The paper presents a novel holographic approach to simulate correlated electrons with reduced qubit and gate resources, advancing quantum simulation efficiency.

Findings

Successfully simulated 1D correlated electron states on a trapped-ion processor.

Accurately captured Mott insulators and Luttinger liquids with fewer parameters.

Demonstrated polynomial resource reduction compared to existing techniques.

Abstract

We develop holographic quantum simulation techniques to prepare correlated electronic ground states in quantum matrix product state (qMPS) form, using far fewer qubits than the number of orbitals represented. Our approach starts with a holographic technique to prepare a compressed approximation to electronic mean-field ground-states, known as fermionic Gaussian matrix product states (GMPS), with a polynomial reduction in qubit- and (in select cases gate-) resources compared to existing techniques.

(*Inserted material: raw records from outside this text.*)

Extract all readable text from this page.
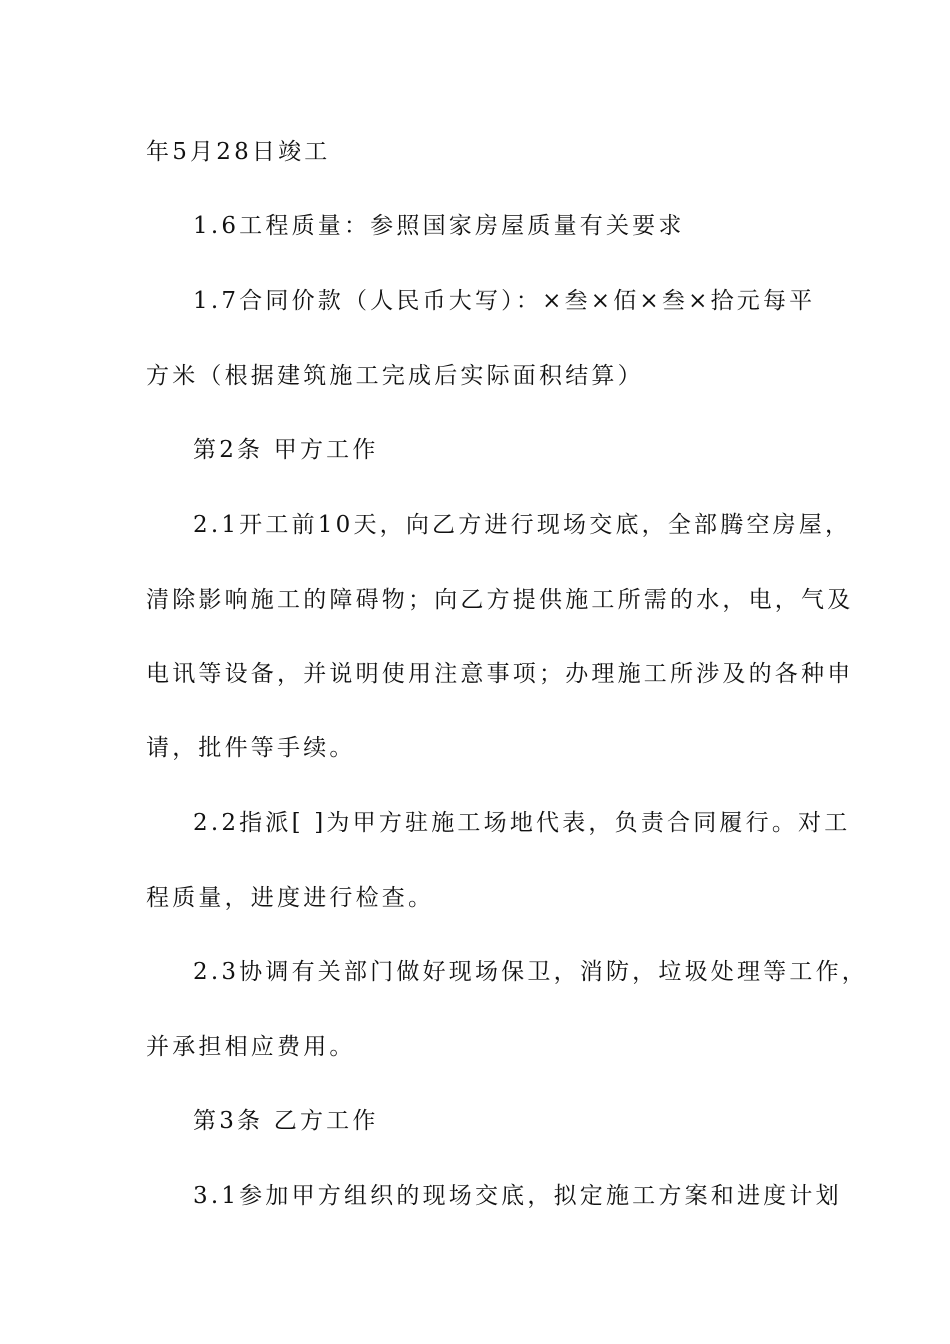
年5月28日竣工
1.6工程质量：参照国家房屋质量有关要求
1.7合同价款（人民币大写）：×叁×佰×叁×拾元每平
方米（根据建筑施工完成后实际面积结算）
第2条 甲方工作
2.1开工前10天，向乙方进行现场交底，全部腾空房屋，
清除影响施工的障碍物；向乙方提供施工所需的水，电，气及
电讯等设备，并说明使用注意事项；办理施工所涉及的各种申
请，批件等手续。
2.2指派[ ]为甲方驻施工场地代表，负责合同履行。对工
程质量，进度进行检查。
2.3协调有关部门做好现场保卫，消防，垃圾处理等工作，
并承担相应费用。
第3条 乙方工作
3.1参加甲方组织的现场交底，拟定施工方案和进度计划
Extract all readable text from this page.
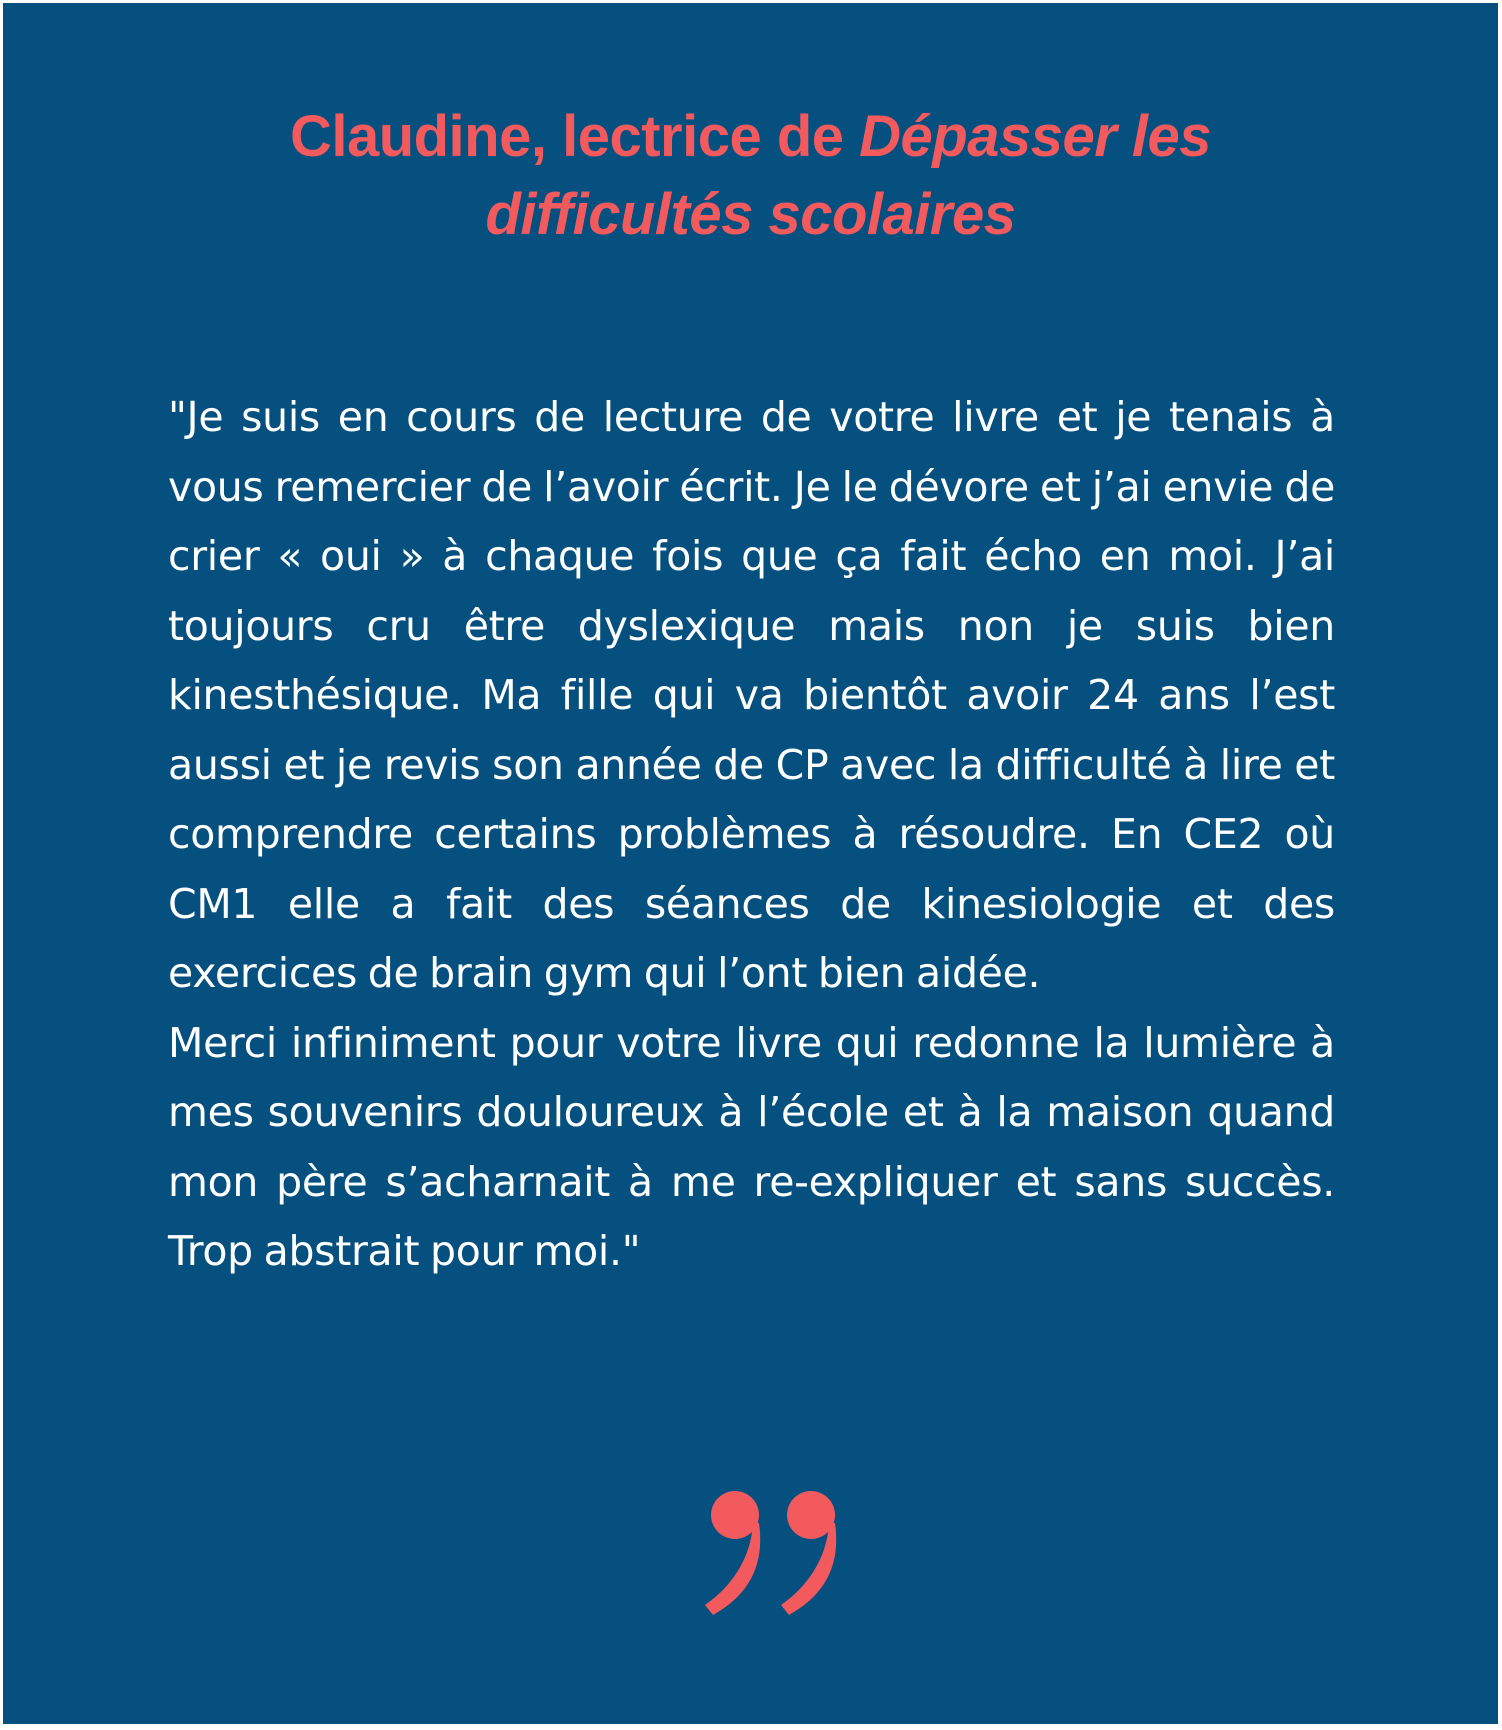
Claudine, lectrice de Dépasser les
difficultés scolaires

"Je suis en cours de lecture de votre livre et je tenais à vous remercier de l’avoir écrit. Je le dévore et j’ai envie de crier « oui » à chaque fois que ça fait écho en moi. J’ai toujours cru être dyslexique mais non je suis bien kinesthésique. Ma fille qui va bientôt avoir 24 ans l’est aussi et je revis son année de CP avec la difficulté à lire et comprendre certains problèmes à résoudre. En CE2 où CM1 elle a fait des séances de kinesiologie et des exercices de brain gym qui l’ont bien aidée.
Merci infiniment pour votre livre qui redonne la lumière à mes souvenirs douloureux à l’école et à la maison quand mon père s’acharnait à me re-expliquer et sans succès. Trop abstrait pour moi."
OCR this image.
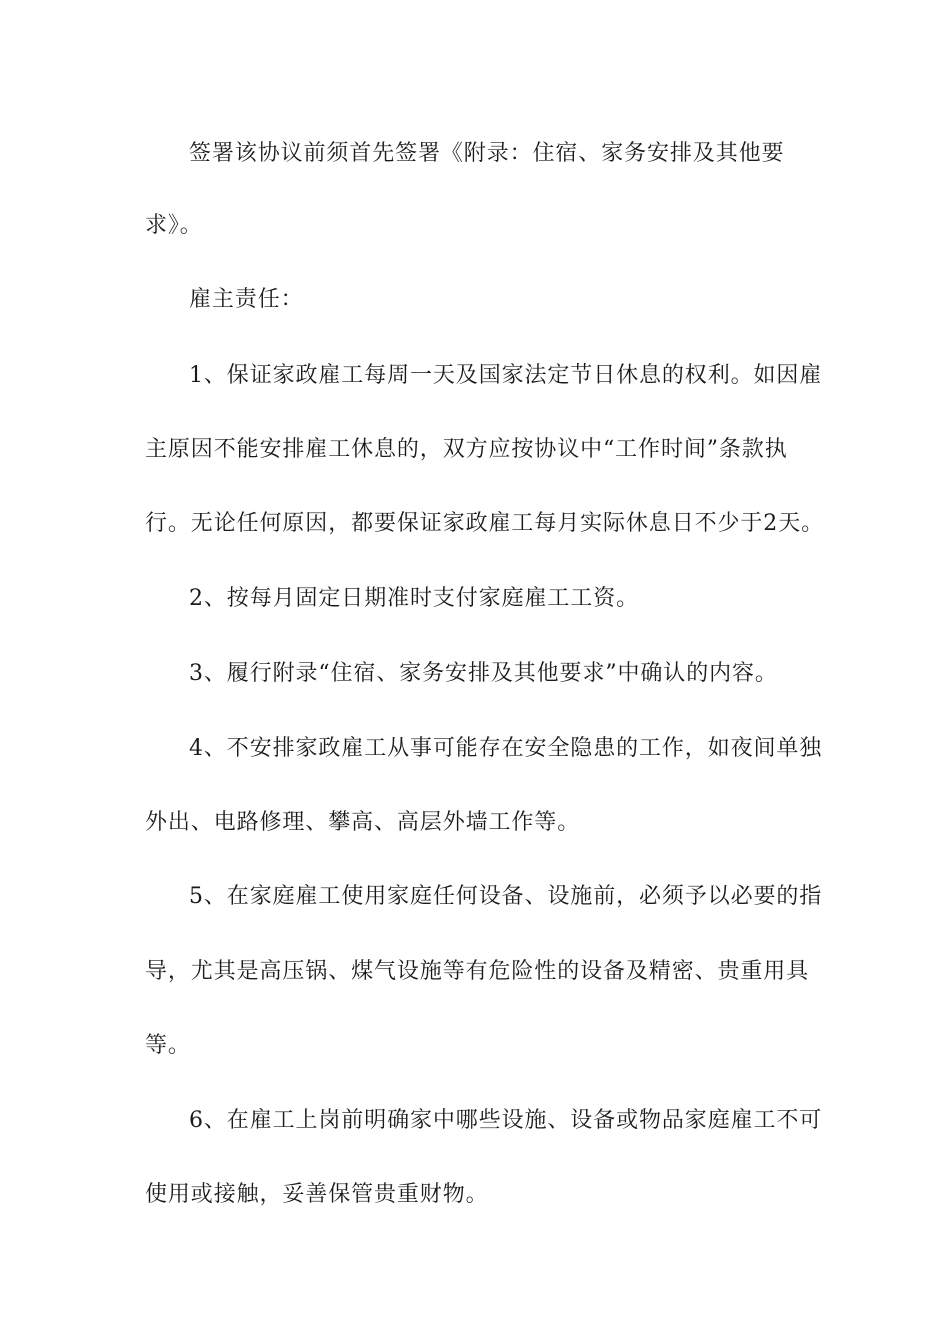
签署该协议前须首先签署《附录：住宿、家务安排及其他要
求》。
雇主责任：
1、保证家政雇工每周一天及国家法定节日休息的权利。如因雇
主原因不能安排雇工休息的，双方应按协议中“工作时间”条款执
行。无论任何原因，都要保证家政雇工每月实际休息日不少于2天。
2、按每月固定日期准时支付家庭雇工工资。
3、履行附录“住宿、家务安排及其他要求”中确认的内容。
4、不安排家政雇工从事可能存在安全隐患的工作，如夜间单独
外出、电路修理、攀高、高层外墙工作等。
5、在家庭雇工使用家庭任何设备、设施前，必须予以必要的指
导，尤其是高压锅、煤气设施等有危险性的设备及精密、贵重用具
等。
6、在雇工上岗前明确家中哪些设施、设备或物品家庭雇工不可
使用或接触，妥善保管贵重财物。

Correlations are then introduced by augmenting the GMPS circuits in a variational technique which we denote GMPS+X. We demonstrate this approach on Quantinuum's System Model H1 trapped-ion quantum processor for 1$d$ models of correlated metal and Mott insulating states. Focusing on the $1d$ Fermi-Hubbard chain as a benchmark, we show that GMPS+X methods faithfully capture the physics of correlated electron states, including Mott insulators and correlated Luttinger liquid metals, using considerably fewer parameters than problem-agnostic variational circuits.